On currencies, Dines wonders how many other currencies will enter deep declines at the hands of the omnipotent U.S. dollar, which seems immune to recession and unshakeable trade and current account deficits. "Argentina, the Venezuela bolivar, the South African rand, they've already crashed. When you go to Argentina, or South Africa, the price of gold (in local currency) has doubled or tripled or more because of currency turmoil."

Dines sees a large shortage of gold supplies in coming years, in part because of growing investment demand for the metal. He says silver prices, about $4.50 an ounce, will rise along with the price of gold. His favorite gold stock continues to be South Africa's Anglogold, the world's second largest mining company. "They hedge their gold sales somewhat, but that may be a good thing with the volatility in gold prices."
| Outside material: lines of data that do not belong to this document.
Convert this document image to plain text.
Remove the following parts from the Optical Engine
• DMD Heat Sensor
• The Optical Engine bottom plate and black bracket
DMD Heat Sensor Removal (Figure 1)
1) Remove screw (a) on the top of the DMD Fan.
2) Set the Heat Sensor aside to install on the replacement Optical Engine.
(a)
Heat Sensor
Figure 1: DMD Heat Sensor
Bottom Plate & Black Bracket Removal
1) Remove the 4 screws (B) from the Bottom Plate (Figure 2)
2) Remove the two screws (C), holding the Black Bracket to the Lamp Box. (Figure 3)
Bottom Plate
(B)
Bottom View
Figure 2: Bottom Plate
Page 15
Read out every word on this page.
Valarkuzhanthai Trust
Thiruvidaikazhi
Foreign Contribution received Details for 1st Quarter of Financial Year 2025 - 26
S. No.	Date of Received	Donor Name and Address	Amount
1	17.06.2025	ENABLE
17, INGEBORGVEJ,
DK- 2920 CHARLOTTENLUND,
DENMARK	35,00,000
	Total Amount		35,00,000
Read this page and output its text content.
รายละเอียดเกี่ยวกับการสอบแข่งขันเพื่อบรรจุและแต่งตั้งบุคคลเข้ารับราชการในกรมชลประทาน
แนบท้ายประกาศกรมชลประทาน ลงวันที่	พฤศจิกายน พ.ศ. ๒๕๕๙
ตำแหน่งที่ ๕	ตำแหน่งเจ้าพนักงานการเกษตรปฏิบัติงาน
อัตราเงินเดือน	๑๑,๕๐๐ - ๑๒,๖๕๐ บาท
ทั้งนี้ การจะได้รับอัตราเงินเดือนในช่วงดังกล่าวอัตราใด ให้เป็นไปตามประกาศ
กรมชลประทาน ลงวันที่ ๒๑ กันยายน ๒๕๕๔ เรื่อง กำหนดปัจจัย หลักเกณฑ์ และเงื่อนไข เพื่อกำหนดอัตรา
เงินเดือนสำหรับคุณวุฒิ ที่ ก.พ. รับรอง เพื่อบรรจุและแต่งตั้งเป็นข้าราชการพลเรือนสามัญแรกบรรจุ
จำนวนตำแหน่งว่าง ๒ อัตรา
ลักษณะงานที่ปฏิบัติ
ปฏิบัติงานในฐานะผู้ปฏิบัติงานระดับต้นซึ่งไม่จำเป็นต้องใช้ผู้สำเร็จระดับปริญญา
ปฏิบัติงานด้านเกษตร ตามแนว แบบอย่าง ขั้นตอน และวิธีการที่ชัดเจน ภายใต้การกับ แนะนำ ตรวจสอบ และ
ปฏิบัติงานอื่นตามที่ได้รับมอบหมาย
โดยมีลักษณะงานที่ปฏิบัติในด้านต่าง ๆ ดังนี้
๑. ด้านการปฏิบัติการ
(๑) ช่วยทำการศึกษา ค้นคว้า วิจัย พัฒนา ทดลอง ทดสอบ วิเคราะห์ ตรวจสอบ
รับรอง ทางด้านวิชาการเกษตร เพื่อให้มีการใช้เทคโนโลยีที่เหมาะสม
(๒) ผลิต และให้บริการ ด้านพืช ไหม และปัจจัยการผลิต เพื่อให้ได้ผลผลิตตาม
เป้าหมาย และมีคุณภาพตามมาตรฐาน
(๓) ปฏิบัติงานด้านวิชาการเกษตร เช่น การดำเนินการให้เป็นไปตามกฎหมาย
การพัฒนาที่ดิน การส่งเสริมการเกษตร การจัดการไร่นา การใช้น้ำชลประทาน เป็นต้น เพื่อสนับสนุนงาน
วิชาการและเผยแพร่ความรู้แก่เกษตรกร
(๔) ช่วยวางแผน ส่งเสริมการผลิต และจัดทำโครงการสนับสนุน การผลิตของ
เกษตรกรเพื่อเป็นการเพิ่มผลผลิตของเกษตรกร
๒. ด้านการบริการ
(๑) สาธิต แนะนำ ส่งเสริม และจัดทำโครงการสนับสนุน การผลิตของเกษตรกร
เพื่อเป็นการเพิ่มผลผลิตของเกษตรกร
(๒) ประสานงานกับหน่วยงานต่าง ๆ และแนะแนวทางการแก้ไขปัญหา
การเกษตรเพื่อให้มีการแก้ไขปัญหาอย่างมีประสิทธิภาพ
His biggest indicator right now? The low points U.S. stock indexes reached in September. "If they hold, I would be looking at a very strong summer rally. If they are broken, run for your life, we are in for the father of all bear markets," he says. Dines adds, "There are a lot of people who have lost money in this market and just want to get out even. The uptrend in the gold stocks is the killer argument. The stock market should move opposite to the golds."



To: Justa Werkenstiff who wrote (42009)3/19/2002 9:13:02 PM
From: t2  Read Replies (1) | Respond to of 99280
 
Wilshire 5000 made a new recovery high today. I expect the SPX will follow.

So many different indices are hitting highs. When one considers that the DOW represents a huge percentage of the SnP 500's market cap, one can make the case that the "negative wealth effect" may not have been as bad as Greensan once feared. Can't believe that the Dow is at levels of 2 years ago...early 2000! That is amazing.
Maybe there was wealth creation for a large group of investors that offsets some of the negative effect on wealth on tech investors.

I think the highs in the value stocks is a good sign for the Nasdaq in the near term. I also believe that the Nikei huge rally will help the NaZ. Remember the similarity of the Nikei and Nasdaq's charts on the way up and on the way down. For the Nikei to rally from 9k to 11k is significant.

When companies start hiring, they need more computers, more servers, more routers...it is just a matter of time...if one accepts the recovery scenario.
Considering that we had 10 out of 12 weeks of outflows from the Nasdaq, that has to be a good contrarian indicator. Those that hold techs now may be unwilling sellers at current levels--just ahead of a recovery.

We should be in the early stage of a major rally in the Nasdaq going into April..BWDIK.